Climbing bean, pale yellow/white flowers, produces flat pods of unusual pea shaped beans that are purple and cream coloured, fantastic nutty flavour when cooked, use beans fresh or dried in soups and stews. Stores well.
Approx 60 seeds per pack. Stewarded by Garden Organic’s Heritage Seed Library. Grown by Wales Seed Hub member Chris Vernon on his One Planet smallholding in Wales.
Climbing French Bean: Lazy Housewife
Introduced in 1885 by W. Atlee Burpee Co with a buttery taste. Unfortunately named because the pods remain stringless for quite a while. Great cooked whole or dried. Coloured, fantastic nutty flavour when cooked, use beans fresh or dried in soups and stews. Stores well.
Approx 50 seeds per pack.
Grown by Wales Seed Hub member Maxwell in mid Wales.
Dwarf French Bean Seed: Uplands
A high yielding dwarf French bean producing a lovely red bean that can be eaten fresh or dried.
Grown using agroecological principles by Wales Seed Hub member Peni on her One Planet smallholding in Carmarthenshire.
Approx 60 seeds per packet.
Climbing French Bean: Cosse Violette
Not available 2024, sorry!
Lavender flowers are followed by deep purple pods on this heavy cropping climbing french bean. Early to produce and continues for many weeks during the summer. Stringless purple pods turn dark green on cooking.
Approx 60 seeds per pack. Cosse Violette French bean seed grown in Wales by producer Chris Vernon.
Why not save your own seeds!? All our seeds are open pollinated, non-hybrid varieties.

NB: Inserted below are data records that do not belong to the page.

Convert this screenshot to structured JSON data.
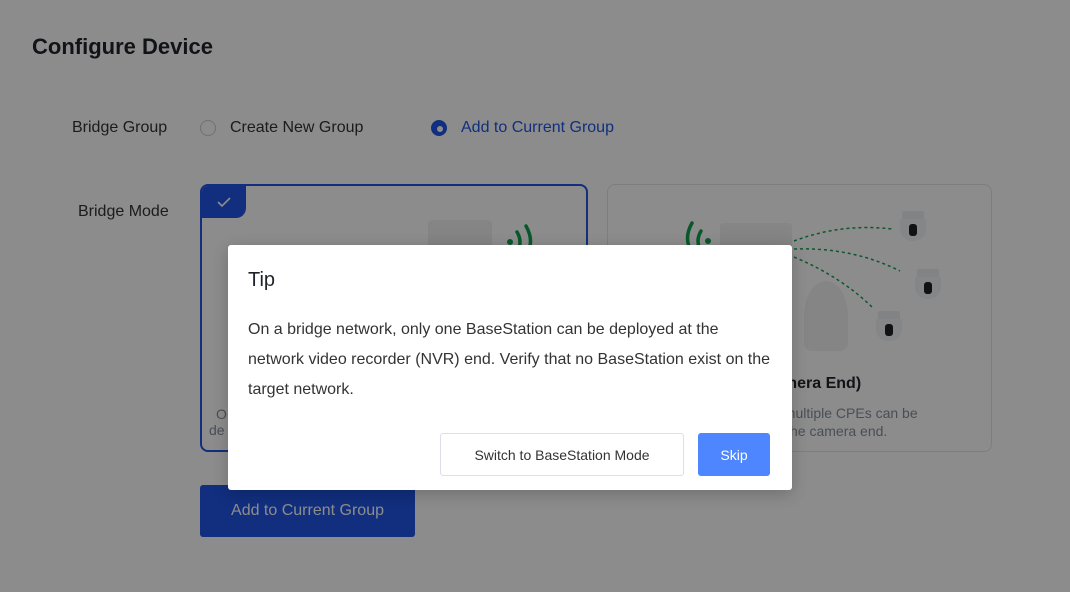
{
  "page": {
    "title": "Configure Device"
  },
  "bridge_group": {
    "label": "Bridge Group",
    "options": [
      {
        "label": "Create New Group",
        "selected": false
      },
      {
        "label": "Add to Current Group",
        "selected": true
      }
    ]
  },
  "bridge_mode": {
    "label": "Bridge Mode",
    "cards": [
      {
        "selected": true,
        "title": "",
        "desc_line1": "O",
        "desc_line2": "de"
      },
      {
        "selected": false,
        "title": "amera End)",
        "desc_line1": ", multiple CPEs can be",
        "desc_line2": "he camera end."
      }
    ]
  },
  "actions": {
    "primary_label": "Add to Current Group"
  },
  "dialog": {
    "title": "Tip",
    "body": "On a bridge network, only one BaseStation can be deployed at the network video recorder (NVR) end. Verify that no BaseStation exist on the target network.",
    "secondary_label": "Switch to BaseStation Mode",
    "primary_label": "Skip"
  },
  "colors": {
    "accent": "#1f56e6",
    "dialog_primary": "#4d86ff",
    "signal_green": "#12a150",
    "overlay": "rgba(0,0,0,0.45)"
  },
  "icons": {
    "check": "checkmark-icon",
    "signal": "wifi-signal-icon",
    "camera": "camera-icon"
  }
}
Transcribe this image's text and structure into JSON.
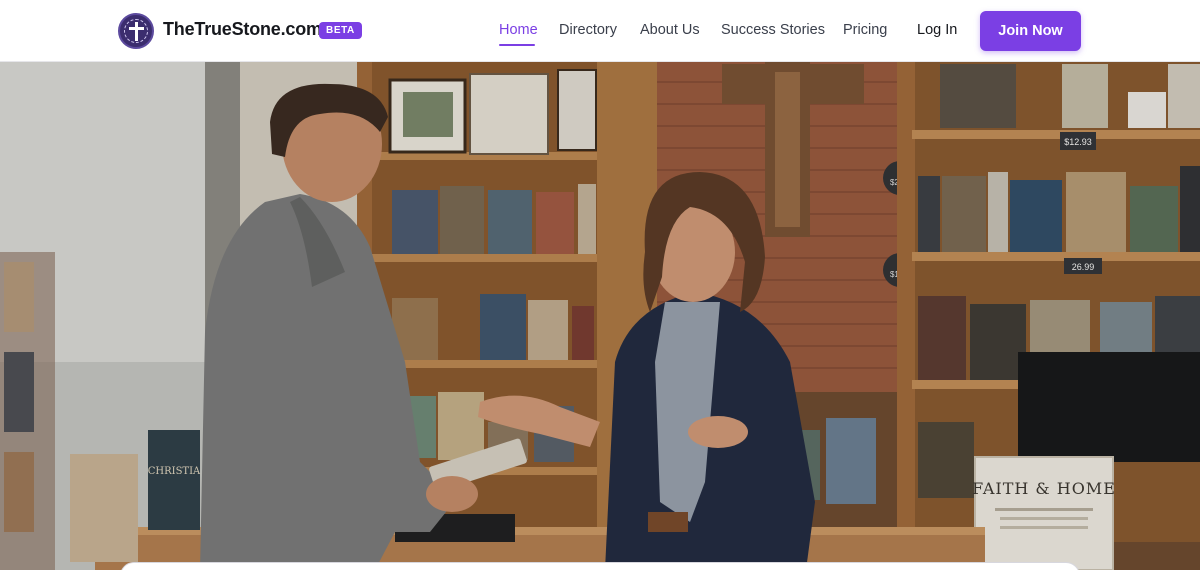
{
  "brand": {
    "name": "TheTrueStone.com",
    "badge": "BETA",
    "logo_icon": "cross-seal-icon"
  },
  "nav": {
    "items": [
      {
        "label": "Home",
        "active": true
      },
      {
        "label": "Directory",
        "active": false
      },
      {
        "label": "About Us",
        "active": false
      },
      {
        "label": "Success Stories",
        "active": false
      },
      {
        "label": "Pricing",
        "active": false
      }
    ],
    "login_label": "Log In",
    "cta_label": "Join Now"
  },
  "hero": {
    "price_tags": [
      {
        "line": "$2.89"
      },
      {
        "line": "$1.80"
      },
      {
        "line": "$12.93"
      },
      {
        "line": "26.99"
      }
    ],
    "sign_title": "FAITH & HOME",
    "book_cover_text": "CHRISTIA"
  },
  "colors": {
    "accent": "#7b3fe4",
    "brand_dark": "#16181d"
  }
}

See our seed saving guidelines here: Save Your Own Seeds
Growing instruction – Climbing French Beans (for drying)
Because drying beans take longer to fully mature on the plant, they’re best started off early, indoors in April. Sow them in modules with some seed compost and if there are mice around, cover them up before they germinate, as rodents love the seeds. Harden off the young seedlings, then plant them out about 6-8” apart once all risk of frost has passed and he soil is warming up. Dig in plenty of organic matter initially, and water regularly throughout the season. The beans will need a structure with canes or string to wind themselves around as they climb. Most will find their own way up, but if any get a bit ‘lost’ you can simply wind them up yourself to begin with. Make sure you wind them anti-clockwise though, otherwise they’ll just unwind themselves!
Growing instructions – Dwarf French Beans
Sow undercover in late spring Sow in deep modules or small pots. Harden off and plant out after last frost. Sow 4 cm deep with spacing 15 cm between plants and 40 cm between rows. French beans like warmth, sun and rich soil. Although they are draft beans they still need support, bamboo or hazel tripods work well. Keep plants well watered. Keep picking to promote more flowers and beans. Sow in succession to provide harvest for longer periods. Late spring to late summer.
Seed grown using agroecological principles. We are licenced to sell seed and issue plant passports. Reg number: 7710.